既に亡くなってしまった彼女との間に何があり、心葉くんは一体何を悔いているのか。
それからあまりにも遠子先輩が太宰作品含め、いわゆる古典作品について美味しそうに語るので、めちゃくちゃ読みたくなる……。
※以下、物語の内容に大きく振れています。ネタバレを避けたい方はご注意ください。
先ほどまで私が書いていた感想の雰囲気とがらりと変わりますが。
最後の屋上にて心葉くんが千愛ちゃんに手を伸ばす場面、私としては読んでいてとても苦しかったです。
もちろん純粋に助けたいという気持ちはあったのだろうとは思いますが、心葉くんは何よりも美羽の死に縛られすぎている。

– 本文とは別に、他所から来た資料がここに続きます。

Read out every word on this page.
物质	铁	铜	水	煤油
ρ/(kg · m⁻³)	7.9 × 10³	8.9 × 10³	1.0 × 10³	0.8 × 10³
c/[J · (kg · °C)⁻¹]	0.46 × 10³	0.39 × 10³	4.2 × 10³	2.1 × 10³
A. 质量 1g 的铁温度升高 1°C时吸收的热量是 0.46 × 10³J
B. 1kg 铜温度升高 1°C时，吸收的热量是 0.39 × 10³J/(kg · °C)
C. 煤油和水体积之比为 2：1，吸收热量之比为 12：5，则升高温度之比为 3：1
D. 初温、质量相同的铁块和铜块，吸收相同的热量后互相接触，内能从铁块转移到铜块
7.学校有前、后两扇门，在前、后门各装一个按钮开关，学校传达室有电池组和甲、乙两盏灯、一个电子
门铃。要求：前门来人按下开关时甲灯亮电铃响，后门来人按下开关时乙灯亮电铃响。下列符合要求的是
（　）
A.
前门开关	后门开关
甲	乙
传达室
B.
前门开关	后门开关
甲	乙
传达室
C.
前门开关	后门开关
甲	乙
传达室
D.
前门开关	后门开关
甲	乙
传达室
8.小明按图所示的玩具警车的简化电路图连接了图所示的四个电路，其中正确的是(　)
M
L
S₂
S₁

過去の自分への救済として目の前の似たような境遇の少女に手を伸ばしているのではないか、その言葉は誰のためのもの? と、命が揺らぐ中でのやり取りの危うさにどきどきしてしまいました。
千愛ちゃんが心葉くんのことばがどこからくるものなのか気が付いた時、
心葉くん自身がひとりよがりな感情に気付き、そこから仄暗い感情を見出した時、
どうなってしまうのだろう。
そこまで迂遠に考える必要はないのかもしれないけれど、今後、心葉くんは美羽との過去とどのように向き合っていくのか、どのように決着をつけ消化していくのか、気が気で。
物語の導入のしゃきしゃきと瑞々しく、噛むのが楽しくて仕方がないような雰囲気と打って変わって、最後は程よい苦味を引くような結末に。
とても美味しくいただいたので、大事に大事にのんびりシリーズを追いかけていきたいです。